Russia's central bank left interest rates unchanged on Friday after President Vladimir Putin warned against cutting borrowing costs prematurely.
Last year, Moscow raised its key interest rate to 16% to combat rising inflation as the Russian currency faltered under pressure from Western sanctions.
The central bank said on Friday it was too early to start cutting rates as inflation currently stood at 7.8% a year, above the official target of 4.0%.
“Inflationary pressures are gradually decreasing but remain high,” the report said.
“Inflation will return to target somewhat slower” than expected in February, he continued, adding that higher rates will also be needed for a longer time.
“We do not rule out maintaining the current key rate until the end of the year,” said the head of the Central Bank, Elvira Nabiullina, at a press conference after the decision on the rate.
Speaking to business leaders on Thursday, Putin stressed the need to be “cautious” about when to start cutting rates.
“The threat of inflation, as the heads of the Central Bank say, still hangs over us,” the Kremlin leader said at a business forum.
Russia has defied initial expectations of economic collapse with its military offensive in Ukraine.
Earlier this month, the International Monetary Fund (IMF) raised its forecast for Russia's economic growth in 2024 to 3.2%.
Rising defense spending and redirecting energy exports to countries such as China and India have protected the economy but pushed up domestic prices.

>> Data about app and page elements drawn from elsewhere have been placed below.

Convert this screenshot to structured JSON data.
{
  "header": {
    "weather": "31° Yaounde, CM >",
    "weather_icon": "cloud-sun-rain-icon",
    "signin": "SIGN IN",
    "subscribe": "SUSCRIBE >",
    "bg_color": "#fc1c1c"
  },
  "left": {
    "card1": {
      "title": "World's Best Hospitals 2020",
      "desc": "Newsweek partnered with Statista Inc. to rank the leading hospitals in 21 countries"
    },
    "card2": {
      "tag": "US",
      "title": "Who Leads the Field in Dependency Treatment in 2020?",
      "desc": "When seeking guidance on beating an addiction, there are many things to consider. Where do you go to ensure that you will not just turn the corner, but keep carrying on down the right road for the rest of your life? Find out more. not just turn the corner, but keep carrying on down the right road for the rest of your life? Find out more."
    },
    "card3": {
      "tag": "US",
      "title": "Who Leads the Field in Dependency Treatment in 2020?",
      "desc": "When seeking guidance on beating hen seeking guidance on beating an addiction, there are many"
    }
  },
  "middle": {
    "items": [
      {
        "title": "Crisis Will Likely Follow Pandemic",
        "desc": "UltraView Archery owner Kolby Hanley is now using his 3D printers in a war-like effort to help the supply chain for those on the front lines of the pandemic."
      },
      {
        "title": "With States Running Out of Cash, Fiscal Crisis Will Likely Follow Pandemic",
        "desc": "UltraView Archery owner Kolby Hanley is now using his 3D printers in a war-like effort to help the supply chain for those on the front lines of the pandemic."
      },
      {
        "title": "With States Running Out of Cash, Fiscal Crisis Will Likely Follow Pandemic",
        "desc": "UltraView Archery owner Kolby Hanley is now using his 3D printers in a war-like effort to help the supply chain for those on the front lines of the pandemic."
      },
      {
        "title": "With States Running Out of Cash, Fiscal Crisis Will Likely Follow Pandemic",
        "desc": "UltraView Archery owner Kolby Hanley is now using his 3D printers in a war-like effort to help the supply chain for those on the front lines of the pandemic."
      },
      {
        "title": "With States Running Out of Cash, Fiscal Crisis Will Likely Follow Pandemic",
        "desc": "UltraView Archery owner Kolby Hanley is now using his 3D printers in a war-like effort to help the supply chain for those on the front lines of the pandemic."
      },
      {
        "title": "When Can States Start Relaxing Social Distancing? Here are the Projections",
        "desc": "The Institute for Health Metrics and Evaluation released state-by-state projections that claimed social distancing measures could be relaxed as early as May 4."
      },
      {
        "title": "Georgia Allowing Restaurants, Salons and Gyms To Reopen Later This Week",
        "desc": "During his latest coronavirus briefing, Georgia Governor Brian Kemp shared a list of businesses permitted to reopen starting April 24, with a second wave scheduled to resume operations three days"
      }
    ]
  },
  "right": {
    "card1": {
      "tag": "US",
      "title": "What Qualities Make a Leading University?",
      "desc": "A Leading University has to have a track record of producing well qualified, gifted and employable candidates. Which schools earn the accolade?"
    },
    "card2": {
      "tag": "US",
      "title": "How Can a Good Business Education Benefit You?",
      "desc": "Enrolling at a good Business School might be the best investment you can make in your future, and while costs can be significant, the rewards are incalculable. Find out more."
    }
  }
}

Putin pointed to the example of Turkey, which raised rates to 50% to fight a crippling inflation crisis, as a cautionary tale.
“If we go the other way, we may have a similar situation in some neighboring countries where inflation is double-digit… They have crossed a certain threshold and now cannot cope with it,” he said at the forum.
Nabiullina, a key economic ally of Putin, is credited with keeping the Russian economy on track through emergency rate hikes and capital controls despite an onslaught of Western sanctions.